Resistance to Radiation Enhances Metastasis by Altering RNA Metabolism

The cellular programs that mediate therapy resistance are often important drivers of metastasis, a phenomenon that needs to be understood better to improve screening and treatment options for cancer patients. Although this issue has been studied extensively for chemotherapy, less is known about a causal link between resistance to radiation therapy and metastasis. We investigated this problem in triple-negative breast cancer (TNBC) and established that radiation resistant tumor cells have enhanced metastatic capacity, especially to bone.
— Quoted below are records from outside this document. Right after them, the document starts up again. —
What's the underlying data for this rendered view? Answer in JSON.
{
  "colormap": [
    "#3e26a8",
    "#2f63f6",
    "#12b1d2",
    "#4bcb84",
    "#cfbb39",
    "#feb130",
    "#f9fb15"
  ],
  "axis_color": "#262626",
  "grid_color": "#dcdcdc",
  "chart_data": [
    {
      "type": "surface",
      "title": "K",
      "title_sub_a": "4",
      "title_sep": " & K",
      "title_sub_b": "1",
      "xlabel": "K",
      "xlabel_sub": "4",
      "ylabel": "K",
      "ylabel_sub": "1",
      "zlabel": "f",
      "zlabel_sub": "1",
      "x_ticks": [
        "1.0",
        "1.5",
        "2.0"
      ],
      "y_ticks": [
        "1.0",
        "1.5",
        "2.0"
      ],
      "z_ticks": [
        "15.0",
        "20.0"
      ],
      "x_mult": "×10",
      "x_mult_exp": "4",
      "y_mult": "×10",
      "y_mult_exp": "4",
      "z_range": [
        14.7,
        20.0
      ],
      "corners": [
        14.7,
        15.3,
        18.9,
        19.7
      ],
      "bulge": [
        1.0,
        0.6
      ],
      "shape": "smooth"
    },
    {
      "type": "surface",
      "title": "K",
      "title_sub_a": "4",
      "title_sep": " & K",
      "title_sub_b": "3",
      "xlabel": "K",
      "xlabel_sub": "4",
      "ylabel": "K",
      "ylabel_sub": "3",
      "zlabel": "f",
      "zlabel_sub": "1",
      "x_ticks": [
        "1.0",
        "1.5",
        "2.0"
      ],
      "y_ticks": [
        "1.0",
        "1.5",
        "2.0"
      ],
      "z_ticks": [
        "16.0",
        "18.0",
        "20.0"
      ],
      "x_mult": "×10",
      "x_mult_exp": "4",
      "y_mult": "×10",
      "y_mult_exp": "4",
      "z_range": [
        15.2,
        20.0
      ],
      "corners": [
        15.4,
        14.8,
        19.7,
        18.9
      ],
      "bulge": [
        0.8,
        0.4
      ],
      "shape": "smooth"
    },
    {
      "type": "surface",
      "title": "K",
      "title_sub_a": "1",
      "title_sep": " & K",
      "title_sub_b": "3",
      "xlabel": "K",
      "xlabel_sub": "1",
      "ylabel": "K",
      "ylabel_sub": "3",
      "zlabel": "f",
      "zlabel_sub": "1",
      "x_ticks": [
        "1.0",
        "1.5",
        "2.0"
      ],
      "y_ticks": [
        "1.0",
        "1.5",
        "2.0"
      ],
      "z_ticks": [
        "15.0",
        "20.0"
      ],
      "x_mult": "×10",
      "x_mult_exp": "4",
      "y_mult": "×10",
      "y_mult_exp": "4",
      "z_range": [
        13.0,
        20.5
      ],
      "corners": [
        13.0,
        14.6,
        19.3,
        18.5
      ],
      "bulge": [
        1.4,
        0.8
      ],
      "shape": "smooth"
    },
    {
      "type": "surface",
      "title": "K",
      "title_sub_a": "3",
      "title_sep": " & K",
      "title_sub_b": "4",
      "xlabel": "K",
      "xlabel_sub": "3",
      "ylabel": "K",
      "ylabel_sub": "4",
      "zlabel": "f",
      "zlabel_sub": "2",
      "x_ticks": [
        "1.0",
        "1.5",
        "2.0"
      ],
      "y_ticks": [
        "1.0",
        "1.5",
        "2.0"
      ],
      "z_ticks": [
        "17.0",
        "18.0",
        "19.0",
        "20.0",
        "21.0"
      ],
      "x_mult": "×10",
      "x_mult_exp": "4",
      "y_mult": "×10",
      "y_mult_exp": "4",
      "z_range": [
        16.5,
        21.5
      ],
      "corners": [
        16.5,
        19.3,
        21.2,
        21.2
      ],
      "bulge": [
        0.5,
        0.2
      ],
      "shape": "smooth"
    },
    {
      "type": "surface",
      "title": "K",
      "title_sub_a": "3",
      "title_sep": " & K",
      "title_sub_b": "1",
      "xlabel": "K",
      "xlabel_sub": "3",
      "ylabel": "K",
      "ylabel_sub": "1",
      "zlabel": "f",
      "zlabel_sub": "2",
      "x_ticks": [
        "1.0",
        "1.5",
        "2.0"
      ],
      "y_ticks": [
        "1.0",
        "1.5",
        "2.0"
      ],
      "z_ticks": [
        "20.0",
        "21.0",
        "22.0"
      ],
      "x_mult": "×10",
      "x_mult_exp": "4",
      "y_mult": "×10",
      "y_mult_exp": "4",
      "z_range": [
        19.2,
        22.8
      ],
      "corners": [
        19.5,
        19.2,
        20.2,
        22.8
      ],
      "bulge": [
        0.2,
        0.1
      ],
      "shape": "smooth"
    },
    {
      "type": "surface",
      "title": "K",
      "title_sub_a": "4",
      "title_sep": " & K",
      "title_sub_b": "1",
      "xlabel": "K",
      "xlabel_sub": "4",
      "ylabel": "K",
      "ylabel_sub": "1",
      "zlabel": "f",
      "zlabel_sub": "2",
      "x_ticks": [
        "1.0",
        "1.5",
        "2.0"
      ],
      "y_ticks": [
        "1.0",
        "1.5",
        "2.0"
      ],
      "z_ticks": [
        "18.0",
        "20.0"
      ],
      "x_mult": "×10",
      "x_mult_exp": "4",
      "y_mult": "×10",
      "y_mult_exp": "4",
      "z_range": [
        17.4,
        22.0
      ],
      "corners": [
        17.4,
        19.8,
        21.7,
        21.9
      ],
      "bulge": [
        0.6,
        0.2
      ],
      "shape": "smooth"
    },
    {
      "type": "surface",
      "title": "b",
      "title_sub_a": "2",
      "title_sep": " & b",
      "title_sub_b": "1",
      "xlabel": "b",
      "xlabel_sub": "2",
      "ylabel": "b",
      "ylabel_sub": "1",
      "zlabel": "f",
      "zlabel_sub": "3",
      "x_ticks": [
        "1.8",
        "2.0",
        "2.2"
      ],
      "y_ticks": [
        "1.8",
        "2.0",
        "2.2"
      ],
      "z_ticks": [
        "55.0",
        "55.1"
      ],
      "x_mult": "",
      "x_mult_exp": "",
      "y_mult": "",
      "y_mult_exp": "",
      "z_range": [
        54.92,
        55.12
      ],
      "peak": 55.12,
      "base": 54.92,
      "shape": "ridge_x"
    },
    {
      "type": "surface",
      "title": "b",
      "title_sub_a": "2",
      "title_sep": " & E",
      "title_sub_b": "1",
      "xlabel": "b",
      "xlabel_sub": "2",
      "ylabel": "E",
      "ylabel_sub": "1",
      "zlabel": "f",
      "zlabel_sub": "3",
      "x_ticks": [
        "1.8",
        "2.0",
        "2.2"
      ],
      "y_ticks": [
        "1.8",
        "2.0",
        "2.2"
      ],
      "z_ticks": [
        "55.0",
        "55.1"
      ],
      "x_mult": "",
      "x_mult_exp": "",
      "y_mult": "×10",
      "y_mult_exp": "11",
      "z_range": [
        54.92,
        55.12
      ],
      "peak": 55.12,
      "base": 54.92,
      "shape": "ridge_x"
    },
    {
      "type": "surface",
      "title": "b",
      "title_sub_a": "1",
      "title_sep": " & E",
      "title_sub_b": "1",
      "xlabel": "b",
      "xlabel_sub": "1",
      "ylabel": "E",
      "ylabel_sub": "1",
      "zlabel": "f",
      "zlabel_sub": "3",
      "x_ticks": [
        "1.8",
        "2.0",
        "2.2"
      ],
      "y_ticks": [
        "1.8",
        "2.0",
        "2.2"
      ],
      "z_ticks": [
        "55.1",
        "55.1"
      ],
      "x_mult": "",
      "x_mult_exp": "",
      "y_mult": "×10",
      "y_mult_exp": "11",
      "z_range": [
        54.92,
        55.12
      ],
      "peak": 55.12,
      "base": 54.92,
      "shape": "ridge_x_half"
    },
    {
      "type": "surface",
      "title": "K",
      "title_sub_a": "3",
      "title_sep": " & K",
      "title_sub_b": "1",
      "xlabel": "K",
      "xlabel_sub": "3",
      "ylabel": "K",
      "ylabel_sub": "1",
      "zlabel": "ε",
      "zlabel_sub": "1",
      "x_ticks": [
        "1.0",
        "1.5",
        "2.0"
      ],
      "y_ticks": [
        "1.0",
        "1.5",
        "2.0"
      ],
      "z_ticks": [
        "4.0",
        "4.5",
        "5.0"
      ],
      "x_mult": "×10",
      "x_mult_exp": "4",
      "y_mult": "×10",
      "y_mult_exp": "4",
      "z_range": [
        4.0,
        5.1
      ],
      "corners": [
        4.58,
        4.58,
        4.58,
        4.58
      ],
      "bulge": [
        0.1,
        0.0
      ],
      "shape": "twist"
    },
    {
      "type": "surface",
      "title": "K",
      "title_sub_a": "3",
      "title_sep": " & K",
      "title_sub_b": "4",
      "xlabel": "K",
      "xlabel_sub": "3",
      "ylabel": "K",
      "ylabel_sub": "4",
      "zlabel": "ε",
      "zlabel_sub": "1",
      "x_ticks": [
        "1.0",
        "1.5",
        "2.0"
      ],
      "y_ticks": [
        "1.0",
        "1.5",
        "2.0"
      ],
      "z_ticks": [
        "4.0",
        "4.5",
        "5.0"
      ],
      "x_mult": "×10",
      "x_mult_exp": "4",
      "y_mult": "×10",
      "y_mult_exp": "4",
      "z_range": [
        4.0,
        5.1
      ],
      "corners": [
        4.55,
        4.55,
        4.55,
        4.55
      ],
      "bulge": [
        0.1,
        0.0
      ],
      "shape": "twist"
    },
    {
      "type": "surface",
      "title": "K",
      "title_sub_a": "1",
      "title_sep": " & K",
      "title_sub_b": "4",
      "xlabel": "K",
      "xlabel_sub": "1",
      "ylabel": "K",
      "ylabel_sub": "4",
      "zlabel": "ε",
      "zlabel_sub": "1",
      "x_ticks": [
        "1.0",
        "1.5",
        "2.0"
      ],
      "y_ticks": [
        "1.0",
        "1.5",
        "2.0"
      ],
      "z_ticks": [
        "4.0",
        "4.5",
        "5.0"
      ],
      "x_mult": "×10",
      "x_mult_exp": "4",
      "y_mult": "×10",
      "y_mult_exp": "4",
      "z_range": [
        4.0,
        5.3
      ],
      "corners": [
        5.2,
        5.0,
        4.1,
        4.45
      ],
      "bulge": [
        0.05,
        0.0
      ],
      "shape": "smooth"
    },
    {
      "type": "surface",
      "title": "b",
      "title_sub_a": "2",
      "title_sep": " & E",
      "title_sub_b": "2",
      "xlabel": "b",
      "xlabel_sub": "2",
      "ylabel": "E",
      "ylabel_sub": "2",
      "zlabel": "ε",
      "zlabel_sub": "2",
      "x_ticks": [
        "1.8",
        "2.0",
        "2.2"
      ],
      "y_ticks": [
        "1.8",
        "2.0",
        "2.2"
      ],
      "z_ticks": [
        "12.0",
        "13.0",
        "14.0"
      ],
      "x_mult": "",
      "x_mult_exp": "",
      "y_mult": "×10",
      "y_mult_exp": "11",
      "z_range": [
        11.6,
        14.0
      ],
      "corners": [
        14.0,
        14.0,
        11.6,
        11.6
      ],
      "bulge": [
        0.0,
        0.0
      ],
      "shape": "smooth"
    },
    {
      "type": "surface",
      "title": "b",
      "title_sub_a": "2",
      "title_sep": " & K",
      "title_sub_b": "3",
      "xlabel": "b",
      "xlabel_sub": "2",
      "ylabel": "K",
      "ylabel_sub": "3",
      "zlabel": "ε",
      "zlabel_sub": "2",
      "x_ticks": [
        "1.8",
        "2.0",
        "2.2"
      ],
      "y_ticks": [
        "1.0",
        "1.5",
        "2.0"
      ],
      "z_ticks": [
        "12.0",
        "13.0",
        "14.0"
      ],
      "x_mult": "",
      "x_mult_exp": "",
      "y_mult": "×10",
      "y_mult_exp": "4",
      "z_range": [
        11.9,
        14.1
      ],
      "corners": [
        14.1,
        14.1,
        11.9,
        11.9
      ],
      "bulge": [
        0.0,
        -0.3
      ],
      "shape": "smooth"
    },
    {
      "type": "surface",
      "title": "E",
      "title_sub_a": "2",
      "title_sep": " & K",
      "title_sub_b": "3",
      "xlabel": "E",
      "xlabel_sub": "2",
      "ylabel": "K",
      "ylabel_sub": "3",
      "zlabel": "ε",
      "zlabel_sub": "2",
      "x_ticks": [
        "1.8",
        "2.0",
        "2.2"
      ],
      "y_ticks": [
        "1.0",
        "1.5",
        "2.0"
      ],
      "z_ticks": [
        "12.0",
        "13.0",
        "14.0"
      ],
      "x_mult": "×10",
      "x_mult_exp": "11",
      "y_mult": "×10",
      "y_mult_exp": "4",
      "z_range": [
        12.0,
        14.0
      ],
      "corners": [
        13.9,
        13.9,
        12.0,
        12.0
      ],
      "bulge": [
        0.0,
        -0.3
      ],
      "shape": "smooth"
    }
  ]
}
Resistance to radiation increases the expression of integrin b3 (ITGb3), which promotes enhanced migration and invasion. Bioinformatic analysis and subsequent experimentation revealed an enrichment of RNA metabolism pathways that stabilize ITGb3 transcripts. Specifically, the RNA binding protein heterogenous nuclear ribonucleoprotein L (HNRNPL), whose expression is regulated by Nrf2, mediates the formation of circular RNAs (circRNAs) that function as competing endogenous RNAs (ceRNAs) for the family of let-7 microRNAs that target ITGb3. Collectively, our findings identify a novel mechanism of radiation-induced metastasis that is driven by alterations in RNA metabolism. Two biological replicates of radiation resistant MDA-MB-468 human breast cancer cell line with and without stable HNRNPL knockdown were sequenced on Nanopore using Induro-mediated circular RNA-sequencing to identify HNRNPL-dependent circular RNA.